Things have become so convoluted that Major General Firouzabadi, the chief of the general staff, considers the statement made by Esfandiar Rahim Mashaei, President Ahmadinejad’s Chief of Staff, at the recent gathering in Tehran of Iranians residing abroad, “At present, our Iranian identity is more important than our Islamic identity.” to be akin to an action against the country’s national security.

Certain political observers consider the escalation of political confrontations among the various factions within the ruling body a sort of “make-believe” or “phony” war. However, there are other analysts who consider such differences more serious and deep than the usual pleasantries or exchanges. Yet another group believes that this fight is not all a make-believe war and that it is, in fact, a sign of existence of more important and deeply rooted divisions within the Principlist camp.

Ghassem Sho’leh Sa’di, an international law expert, is among the latter. He says that “This is a deep confrontation between the Principlists and those in charge as a whole. Even if we view this case as a make-believe war, it still does not contradict our initial impression of it. This means that, generally speaking, this confrontation is a serious power struggle within the ruling body. Even if we view this one case merely as a make-believe war--of which there are very few signs, it will still not solve any problem. Even within the framework of a true and serious confrontation, a phony confrontation can exist as well.”

The Supreme Leader, Again

Of course, political analysts are of the opinion that this situation too will be resolved in one way or another via direct intervention by the Supreme Leader. Yet again, things will probably be smoothed over through a meeting of the regime’s leaders or through sermons delivered at Friday Prayers and, ultimately, via a government decree and/or an amicable meeting or two, etc. However, only God knows how long this pattern will continue and until when the condition will remain agreeable to Ahmadinejad supporters. Despite all of the foregoing, most political analysts believe that the more the Supreme Leader interferes in political bickerings, the more his credibility and legitimacy will increase among the limited number of the regime’s supporters who continue to support the regime mainly for their own political and economic ends. Further, the more the backlash resulting from Khamenei’s endless support of Ahmadinejad is tolerated by the Supreme Leader’s inner circle, the more Khamenei’s legitimacy will suffer among his close supporters.

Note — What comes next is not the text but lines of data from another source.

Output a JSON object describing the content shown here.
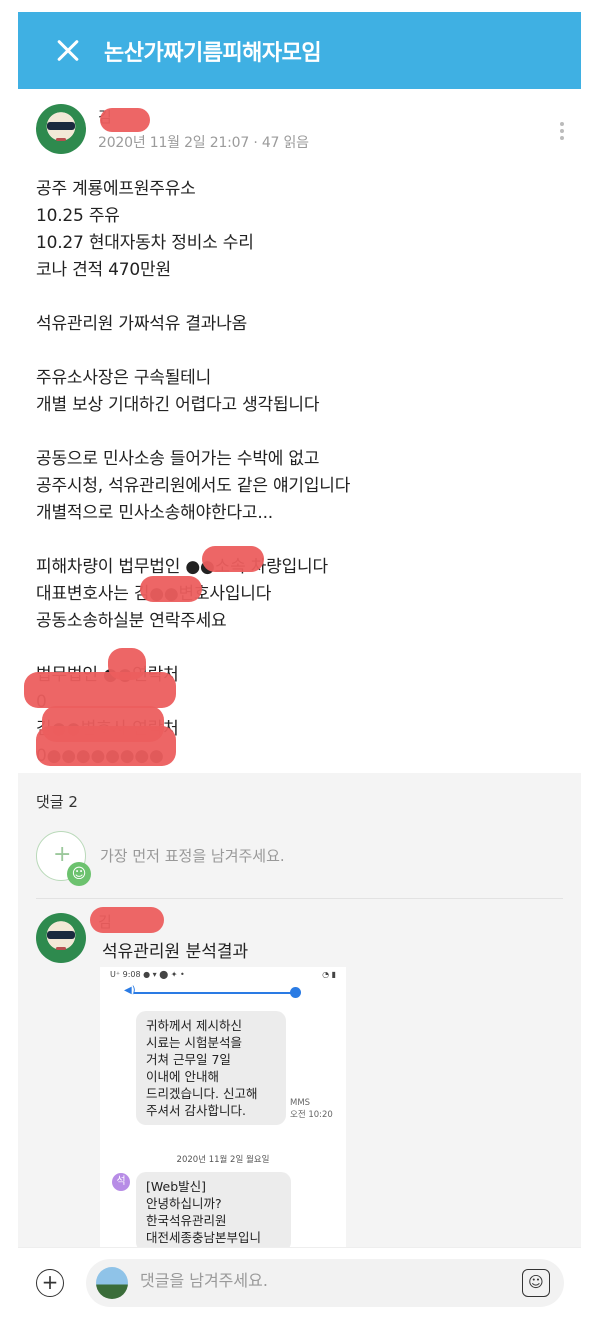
{
  "header": {
    "title": "논산가짜기름피해자모임"
  },
  "post": {
    "author_visible": "김",
    "meta": "2020년 11월 2일 21:07 · 47 읽음",
    "paragraphs": [
      [
        "공주 계룡에프원주유소",
        "10.25 주유",
        "10.27 현대자동차 정비소 수리",
        "코나 견적 470만원"
      ],
      [
        "석유관리원 가짜석유 결과나옴"
      ],
      [
        "주유소사장은 구속될테니",
        "개별 보상 기대하긴 어렵다고  생각됩니다"
      ],
      [
        "공동으로 민사소송 들어가는 수박에 없고",
        "공주시청, 석유관리원에서도 같은 얘기입니다",
        "개별적으로 민사소송해야한다고..."
      ],
      [
        "피해차량이 법무법인 ●●소속 차량입니다",
        "대표변호사는 김●●변호사입니다",
        "공동소송하실분 연락주세요"
      ],
      [
        "법무법인 ●●연락처",
        "0",
        "김●●변호사 연락처",
        "0●●●●●●●●"
      ]
    ]
  },
  "comments": {
    "count_label": "댓글 2",
    "emoji_hint": "가장 먼저 표정을 남겨주세요.",
    "items": [
      {
        "author": "김",
        "text": "석유관리원 분석결과",
        "attachment": {
          "status_left": "U⁺ 9:08 ● ▾ ⬤ ✦ •",
          "status_right": "◔ ▮",
          "message1": "귀하께서 제시하신\n시료는 시험분석을\n거쳐 근무일 7일\n이내에 안내해\n드리겠습니다. 신고해\n주셔서 감사합니다.",
          "message1_type": "MMS",
          "message1_time": "오전 10:20",
          "date_divider": "2020년 11월 2일 월요일",
          "sender_initial": "석",
          "message2": "[Web발신]\n안녕하십니까?\n한국석유관리원\n대전세종충남본부입니"
        }
      }
    ]
  },
  "composer": {
    "placeholder": "댓글을 남겨주세요."
  },
  "colors": {
    "header_bg": "#3fb0e3",
    "redaction": "#ec5e5e"
  }
}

On this topic, the political analyst Serajeddin Mirdamadi told me, “At this time, there are a very limited number of people from various socioeconomic strata who still believe in this government and its leadership. Given the prevailing deep fissures, enmities, and extreme verbal confrontations, the belief, confidence, and faith--even of these few, in the government and the Supreme Leader will become even less and less.”

In any case, we must wait and see how this will end and at what cost to the leadership of the Islamic Republic. According to most political analysts such an end will serve as a beginning of the continuation of more extreme confrontations in the future. These confrontations are akin to puss-filled boils that burst open on the day following the 2009 presidential election and the symptoms of which loom larger and more costly on a weak and suffering body politic with each passing day.